The researchers claim that their device is the first visual aid unit that is very useful in all circumstances and for all tasks, independently of the degree of impairment of the patient.
According to them, the main contribution of this project is the implementation of a new optoelectronic platform (based on a reconfigurable devise known as FPGA), which is easily reprogrammed so that it can be used in different circumstances.
The researchers say that the device will help patients, among other things, to improve their vision when driving. SERBA is based on the design of a real-time video processing system, which is able to store several image processing algorithms. "Thanks to the use of a FPGA it is a very flexible device which can be adapted to the user's needs and to the evolution of their disease," say the researchers.
Led by professors Fernando Vargas Martin and Eduardo Ros Vidal, the researchers assessed the device by conducting trials on eight patients suffering from Retinitis Pigmentosa (a visual impairment that reduces the field of vision), and six others with different pathologies that generate a loss of sharpness of vision.
The researchers say that the main advantage of SERBA is that it is easily reconfigured, and that it also offers a "technological convergence", for it includes light low-cost cameras, real time image processing and transparent portable viewfinders.
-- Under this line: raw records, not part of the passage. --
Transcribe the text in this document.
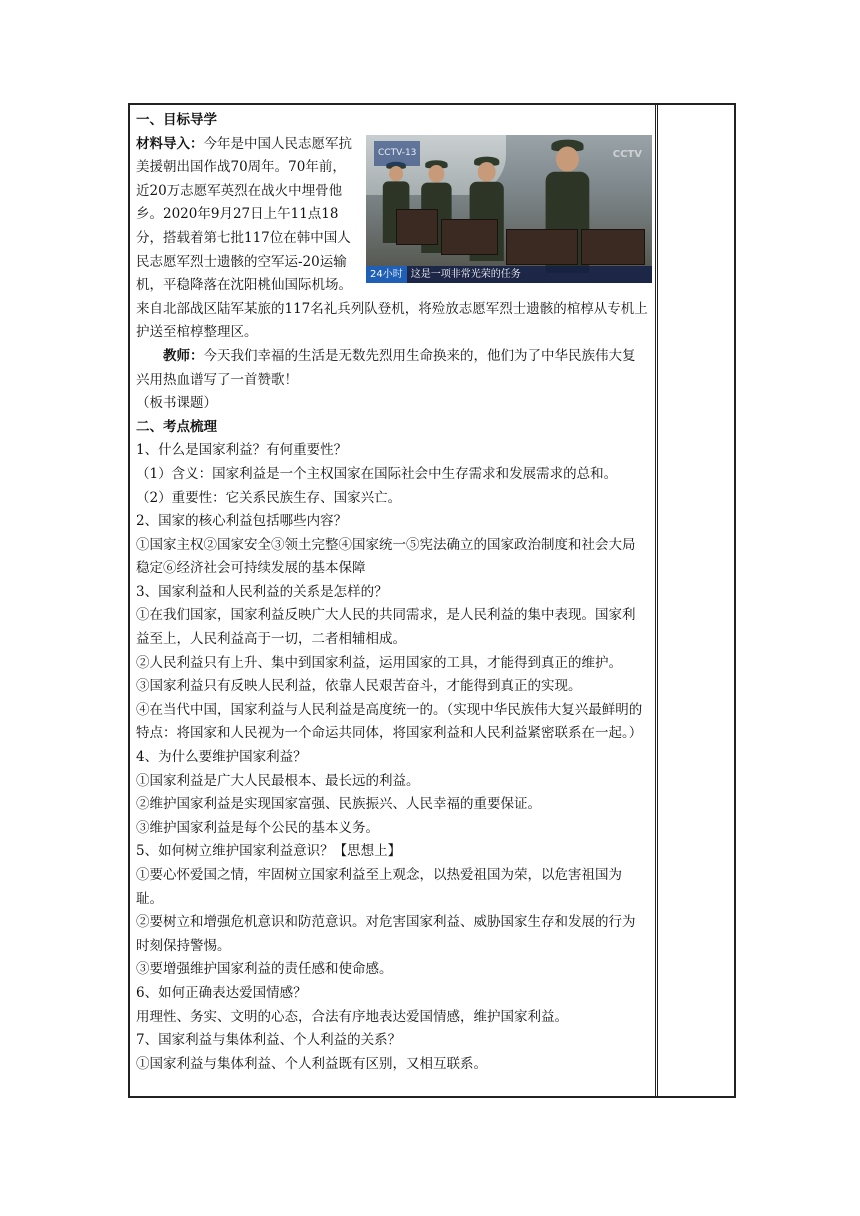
一、目标导学

CCTV-13	CCTV
24小时 这是一项非常光荣的任务

材料导入：今年是中国人民志愿军抗美援朝出国作战70周年。70年前，近20万志愿军英烈在战火中埋骨他乡。2020年9月27日上午11点18分，搭载着第七批117位在韩中国人民志愿军烈士遗骸的空军运-20运输机，平稳降落在沈阳桃仙国际机场。来自北部战区陆军某旅的117名礼兵列队登机，将殓放志愿军烈士遗骸的棺椁从专机上护送至棺椁整理区。

教师：今天我们幸福的生活是无数先烈用生命换来的，他们为了中华民族伟大复兴用热血谱写了一首赞歌！

（板书课题）

二、考点梳理

1、什么是国家利益？有何重要性？

（1）含义：国家利益是一个主权国家在国际社会中生存需求和发展需求的总和。

（2）重要性：它关系民族生存、国家兴亡。

2、国家的核心利益包括哪些内容？

①国家主权②国家安全③领土完整④国家统一⑤宪法确立的国家政治制度和社会大局稳定⑥经济社会可持续发展的基本保障

3、国家利益和人民利益的关系是怎样的？

①在我们国家，国家利益反映广大人民的共同需求，是人民利益的集中表现。国家利益至上，人民利益高于一切，二者相辅相成。

②人民利益只有上升、集中到国家利益，运用国家的工具，才能得到真正的维护。

③国家利益只有反映人民利益，依靠人民艰苦奋斗，才能得到真正的实现。

④在当代中国，国家利益与人民利益是高度统一的。（实现中华民族伟大复兴最鲜明的特点：将国家和人民视为一个命运共同体，将国家利益和人民利益紧密联系在一起。）

4、为什么要维护国家利益？

①国家利益是广大人民最根本、最长远的利益。

②维护国家利益是实现国家富强、民族振兴、人民幸福的重要保证。

③维护国家利益是每个公民的基本义务。

5、如何树立维护国家利益意识？【思想上】

①要心怀爱国之情，牢固树立国家利益至上观念，以热爱祖国为荣，以危害祖国为耻。

②要树立和增强危机意识和防范意识。对危害国家利益、威胁国家生存和发展的行为时刻保持警惕。

③要增强维护国家利益的责任感和使命感。

6、如何正确表达爱国情感？

用理性、务实、文明的心态，合法有序地表达爱国情感，维护国家利益。

7、国家利益与集体利益、个人利益的关系？

①国家利益与集体利益、个人利益既有区别，又相互联系。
The creation of this visual aid system has contributed to the creation of bioptical telescopes, anamorphic systems, and inverted telescopes that magnify the patient's visibility.
Several companies have evinced interest in commercialising SERBA because this system is improving the sharpness of vision and contrast sensitivity, offering an effective field of vision for very restricted visual fields, and facilitating the subject's mobility, A report on the findings of this research has been published in the journals 'Lecture Notes in Computer Science' and 'International Congress Series'.